People now visit Philadelphia in droves. The historical district just got a new Visitors’ Center and a home for the Liberty Bell. The area is one of the greenest and ritziest in the city, where guides in colonial garb herding tourists meet concierges in white gloves. Bourland’s need to take the sludge-colored glasses off is most apparent here, as he describes the district as bearing a “Sarajevo look.” The convention center hosted the Republican National Convention last year amid non-violent, healthy protesting in the Democratic town.

The president just spoke at the gleaming new arts center.

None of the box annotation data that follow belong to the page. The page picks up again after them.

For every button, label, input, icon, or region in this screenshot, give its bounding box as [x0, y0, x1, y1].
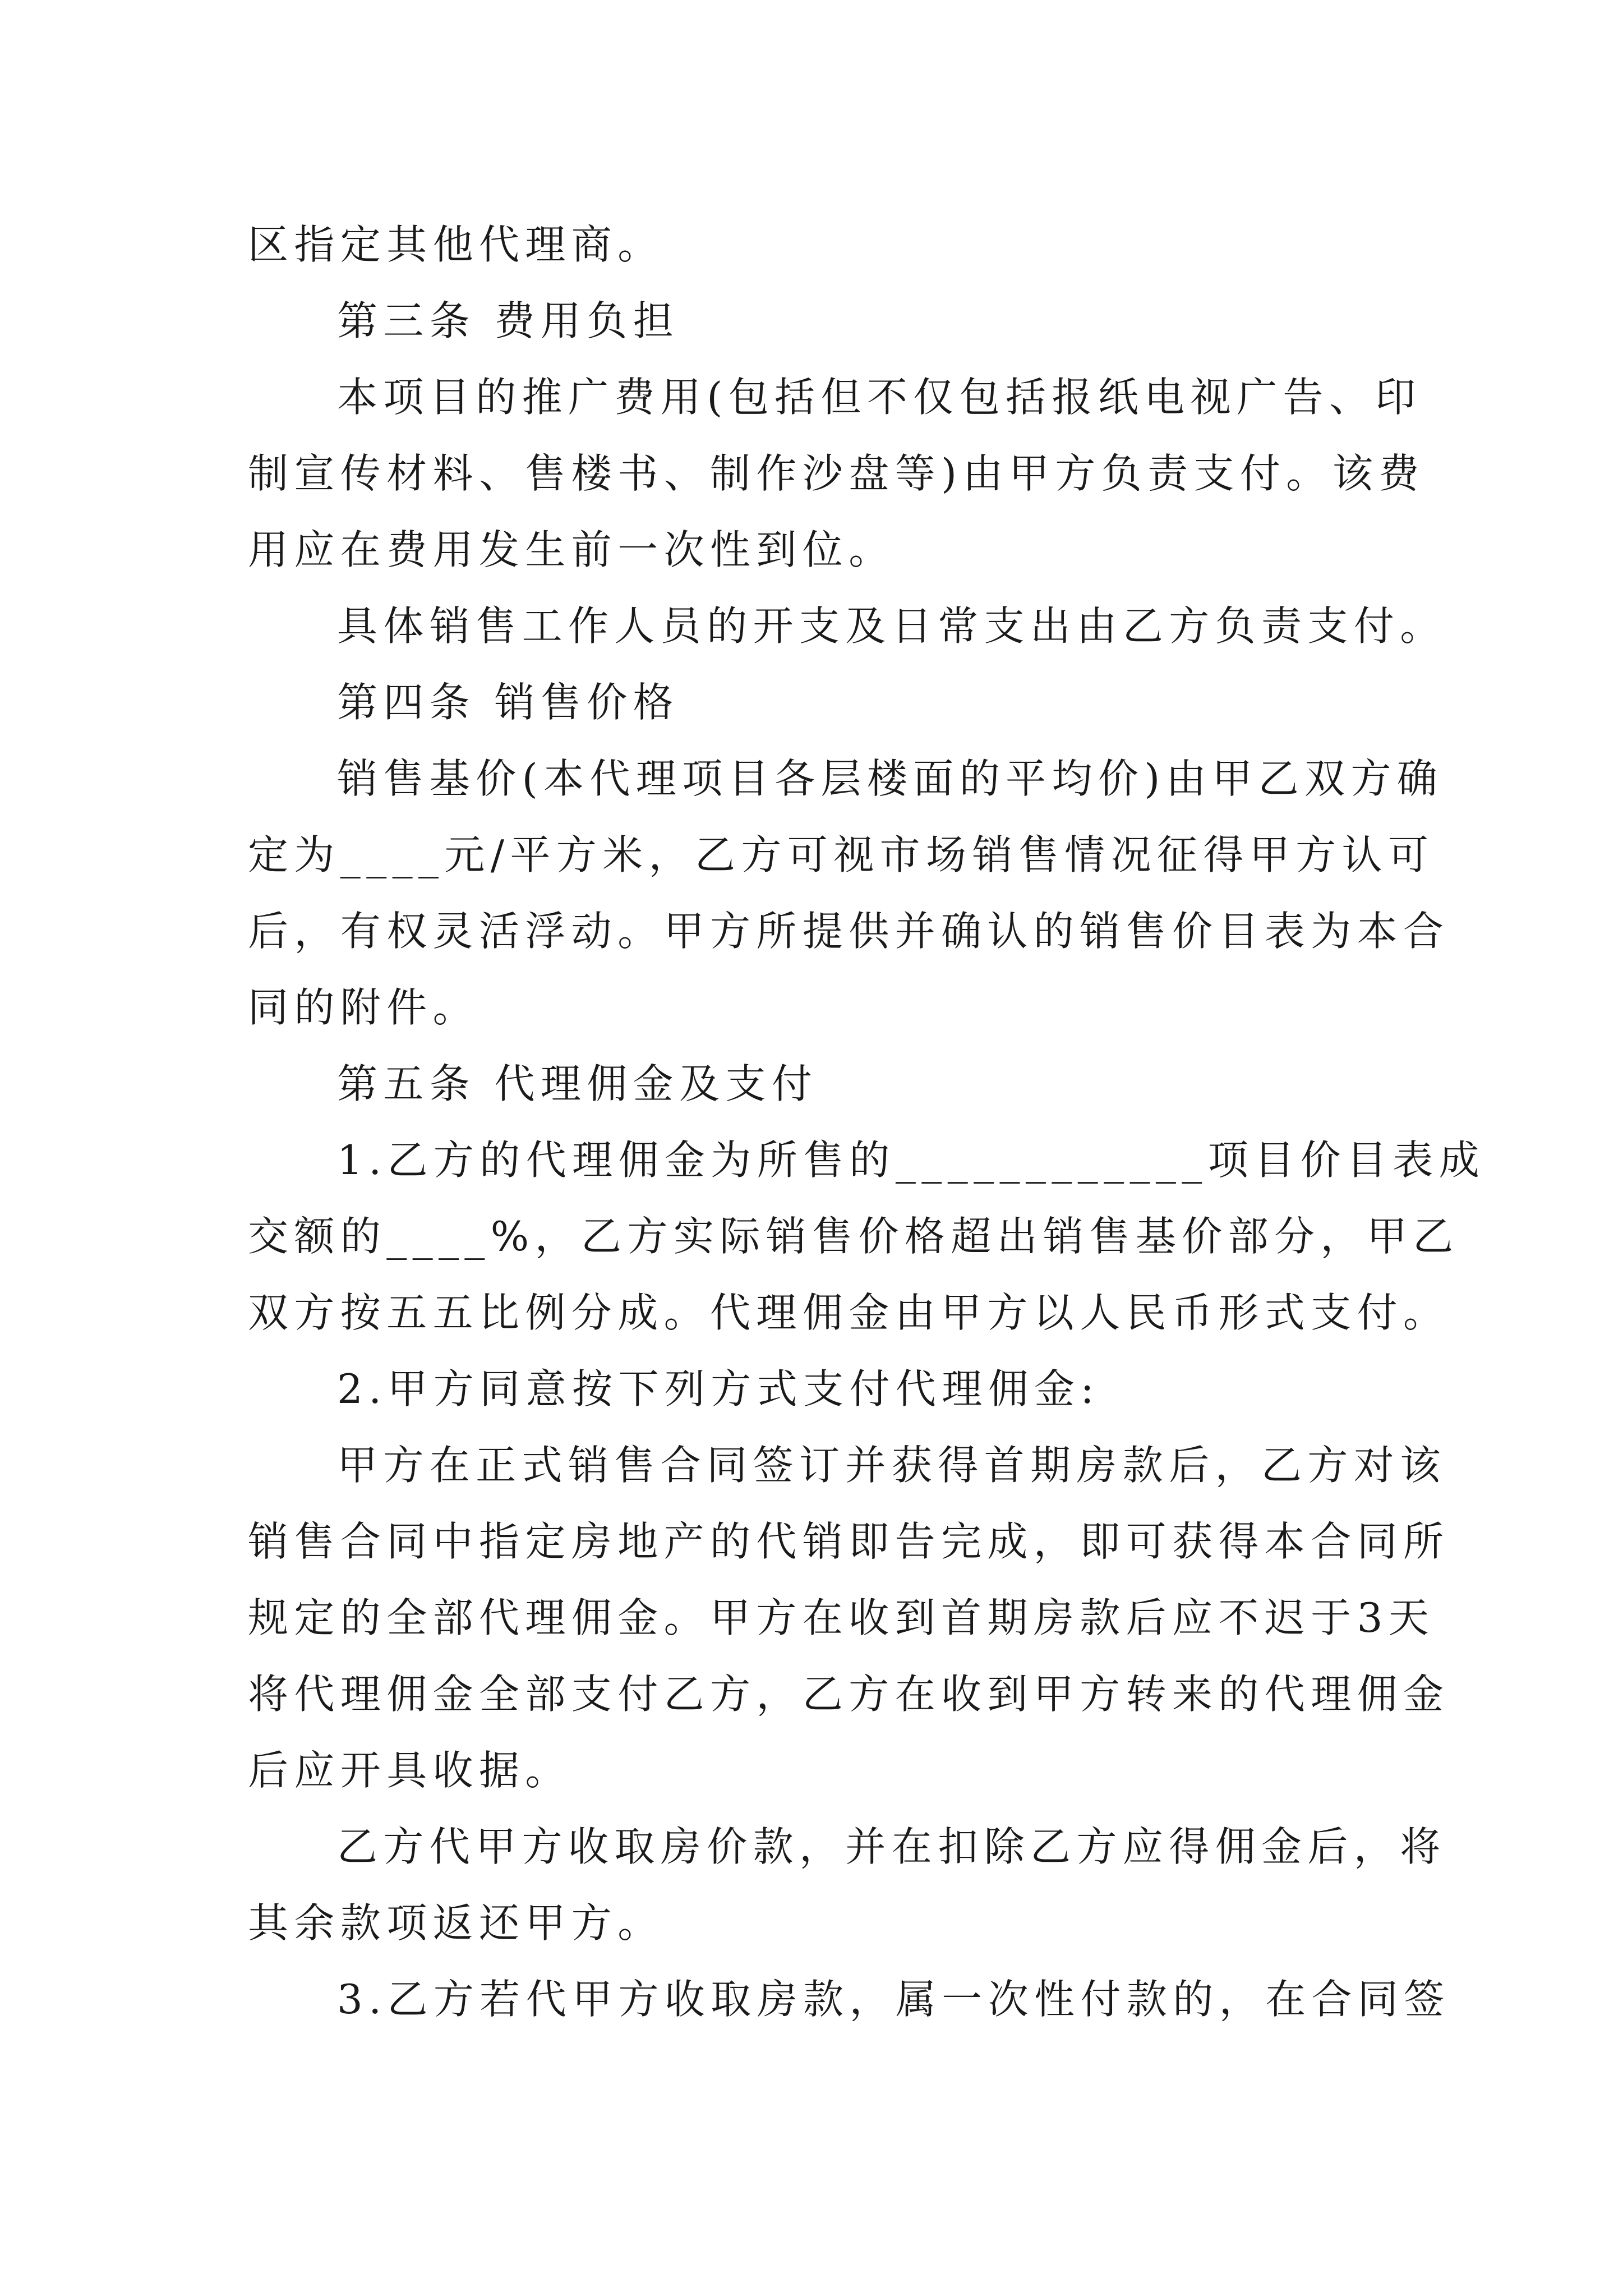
paragraph-line: 本项目的推广费用(包括但不仅包括报纸电视广告、印 — [337, 374, 1422, 421]
section-heading: 第三条 费用负担 — [337, 297, 680, 344]
paragraph-line: 1.乙方的代理佣金为所售的____________项目价目表成 — [337, 1137, 1486, 1184]
paragraph-line: 后，有权灵活浮动。甲方所提供并确认的销售价目表为本合 — [248, 908, 1450, 955]
paragraph-line: 制宣传材料、售楼书、制作沙盘等)由甲方负责支付。该费 — [248, 450, 1425, 497]
paragraph-line: 定为____元/平方米，乙方可视市场销售情况征得甲方认可 — [248, 831, 1435, 878]
paragraph-line: 规定的全部代理佣金。甲方在收到首期房款后应不迟于3天 — [248, 1594, 1435, 1641]
paragraph-line: 具体销售工作人员的开支及日常支出由乙方负责支付。 — [337, 602, 1446, 650]
paragraph-line: 区指定其他代理商。 — [248, 221, 664, 268]
paragraph-line: 将代理佣金全部支付乙方，乙方在收到甲方转来的代理佣金 — [248, 1671, 1450, 1718]
paragraph-line: 后应开具收据。 — [248, 1747, 571, 1794]
paragraph-line: 双方按五五比例分成。代理佣金由甲方以人民币形式支付。 — [248, 1289, 1450, 1336]
paragraph-line: 交额的____%，乙方实际销售价格超出销售基价部分，甲乙 — [248, 1213, 1459, 1260]
paragraph-line: 销售合同中指定房地产的代销即告完成，即可获得本合同所 — [248, 1518, 1450, 1565]
paragraph-line: 同的附件。 — [248, 984, 479, 1031]
paragraph-line: 用应在费用发生前一次性到位。 — [248, 526, 895, 573]
section-heading: 第四条 销售价格 — [337, 679, 680, 726]
paragraph-line: 销售基价(本代理项目各层楼面的平均价)由甲乙双方确 — [337, 755, 1444, 802]
paragraph-line: 甲方在正式销售合同签订并获得首期房款后，乙方对该 — [337, 1442, 1446, 1489]
paragraph-line: 乙方代甲方收取房价款，并在扣除乙方应得佣金后，将 — [337, 1823, 1446, 1870]
paragraph-line: 3.乙方若代甲方收取房款，属一次性付款的，在合同签 — [337, 1976, 1450, 2023]
section-heading: 第五条 代理佣金及支付 — [337, 1060, 818, 1107]
paragraph-line: 其余款项返还甲方。 — [248, 1899, 664, 1947]
paragraph-line: 2.甲方同意按下列方式支付代理佣金: — [337, 1365, 1100, 1412]
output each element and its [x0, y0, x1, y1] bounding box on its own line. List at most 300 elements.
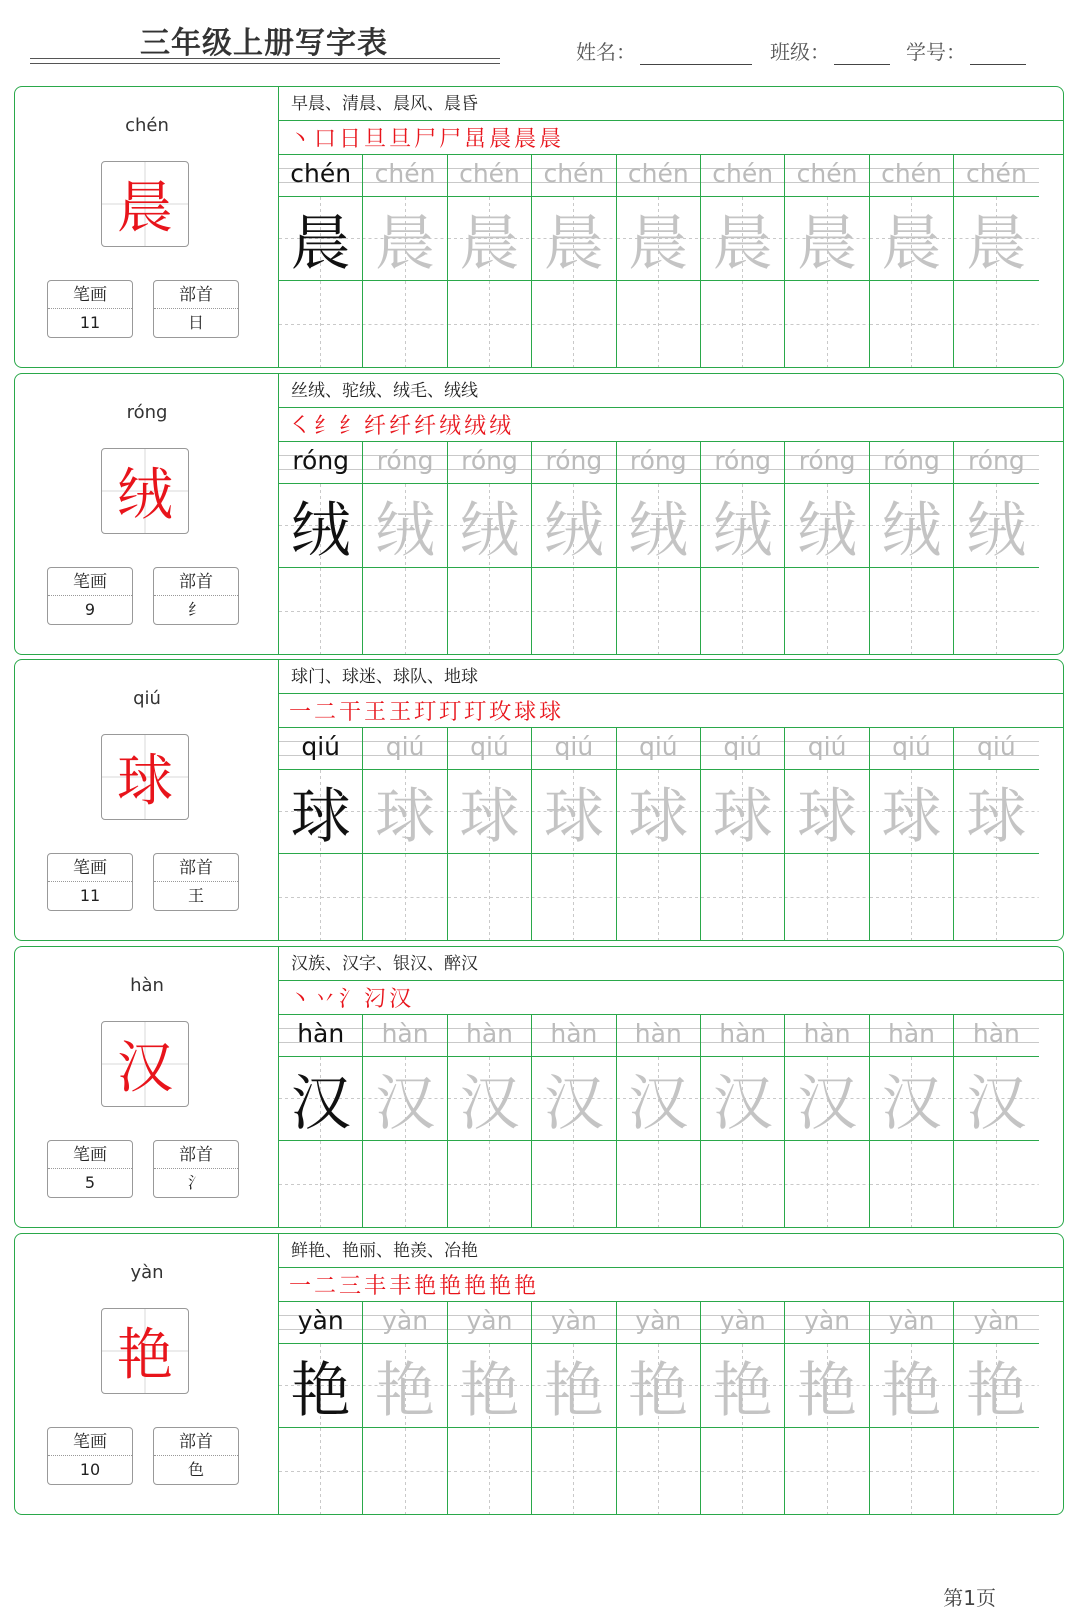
- radical-box: [153, 1427, 239, 1485]
- blank-practice-cell[interactable]: [448, 1428, 531, 1514]
- blank-practice-cell[interactable]: [279, 1141, 362, 1227]
- character-pinyin: hàn: [130, 975, 164, 996]
- pinyin-cell[interactable]: róng: [870, 442, 953, 484]
- grid-column: [954, 442, 1038, 654]
- student-id-label: 学号：: [906, 40, 966, 64]
- page-title: 三年级上册写字表: [140, 26, 388, 61]
- radical-label: 部首: [154, 568, 238, 596]
- character-pinyin: róng: [126, 402, 168, 423]
- tracing-cell[interactable]: 晨: [701, 197, 784, 281]
- character-card: [14, 373, 1064, 655]
- radical-box: [153, 280, 239, 338]
- stroke-step: 丷: [314, 987, 337, 1012]
- grid-column: [279, 728, 363, 940]
- tracing-cell[interactable]: 汉: [532, 1057, 615, 1141]
- stroke-step: 日: [339, 127, 362, 152]
- stroke-order-row: [279, 694, 1063, 728]
- stroke-step: 晨: [489, 127, 512, 152]
- pinyin-cell[interactable]: qiú: [954, 728, 1038, 770]
- grid-column: [617, 1302, 701, 1514]
- blank-practice-cell[interactable]: [448, 568, 531, 654]
- tracing-cell[interactable]: 晨: [532, 197, 615, 281]
- stroke-step: 晨: [514, 127, 537, 152]
- stroke-count-label: 笔画: [48, 1428, 132, 1456]
- character-info-panel: [15, 87, 279, 367]
- grid-column: [363, 1302, 447, 1514]
- stroke-step: 玫: [489, 700, 512, 725]
- pinyin-cell[interactable]: róng: [701, 442, 784, 484]
- pinyin-cell[interactable]: yàn: [617, 1302, 700, 1344]
- practice-area: [279, 947, 1063, 1227]
- stroke-step: 旦: [389, 127, 412, 152]
- stroke-order-row: [279, 1268, 1063, 1302]
- grid-column: [785, 1302, 869, 1514]
- grid-column: [363, 155, 447, 367]
- blank-practice-cell[interactable]: [617, 568, 700, 654]
- grid-column: [532, 728, 616, 940]
- stroke-step: 丶: [289, 987, 312, 1012]
- stroke-step: 球: [539, 700, 562, 725]
- tracing-cell[interactable]: 绒: [617, 484, 700, 568]
- grid-column: [701, 155, 785, 367]
- pinyin-cell[interactable]: hàn: [532, 1015, 615, 1057]
- stroke-step: 艳: [414, 1274, 437, 1299]
- blank-practice-cell[interactable]: [617, 281, 700, 367]
- grid-column: [279, 442, 363, 654]
- blank-practice-cell[interactable]: [954, 1428, 1038, 1514]
- character-pinyin: chén: [125, 115, 169, 136]
- stroke-step: 丶: [289, 127, 312, 152]
- pinyin-cell[interactable]: qiú: [279, 728, 362, 770]
- name-field[interactable]: [576, 36, 752, 65]
- tracing-cell[interactable]: 绒: [785, 484, 868, 568]
- pinyin-cell[interactable]: yàn: [870, 1302, 953, 1344]
- stroke-step: 艳: [514, 1274, 537, 1299]
- stroke-count-label: 笔画: [48, 568, 132, 596]
- writing-grid: [279, 728, 1063, 940]
- stroke-count-box: [47, 1427, 133, 1485]
- blank-practice-cell[interactable]: [363, 854, 446, 940]
- stroke-step: 王: [389, 700, 412, 725]
- character-pinyin: yàn: [130, 1262, 164, 1283]
- stroke-step: 玎: [464, 700, 487, 725]
- tracing-cell[interactable]: 晨: [363, 197, 446, 281]
- stroke-step: 绒: [464, 414, 487, 439]
- stroke-count-box: [47, 853, 133, 911]
- stroke-step: 艳: [464, 1274, 487, 1299]
- pinyin-cell[interactable]: chén: [448, 155, 531, 197]
- stroke-step: 晨: [539, 127, 562, 152]
- pinyin-cell[interactable]: yàn: [785, 1302, 868, 1344]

Three major theatres moved into new, larger spaces, and smaller improv, vaudeville and drama groups keep emerging from the arts network. The first Friday of every month is reserved for gallery openings and restaurant specials in Old City. Local music has exploded, offering not only the Roots, Eve and Josh Wink, but the budding Last Emperor, Jaguar and Bahamadia.

Philadelphians have been known to boo anything that won’t give them beer, such as their own team, Santa Claus, and even (gasp) “New York,” but they are not often violent without provocation. Only flashbacks from ‘Nam should equate walking from point A to point B with “the risk of being shanked in the kidneys.” And if someone’s friend gets “flagrantly punched in the nuts several times,” nine times out of 10, it was beyond provoked.

Do not go to Philadelphia if you seek a non-smoking bar, a yoga halftime show or a cheesesteak with mayonnaise. Then again, a bunch of Irish and Italian blue collar guys from South Philly parade down the streets in feathers and sequins twice a year, as the nationally acclaimed Mummers brigades. Prefabricated opinions are moot. If you insist on rating a city as you would a movie, why pay eight bucks if you’re convinced you’ll hate it?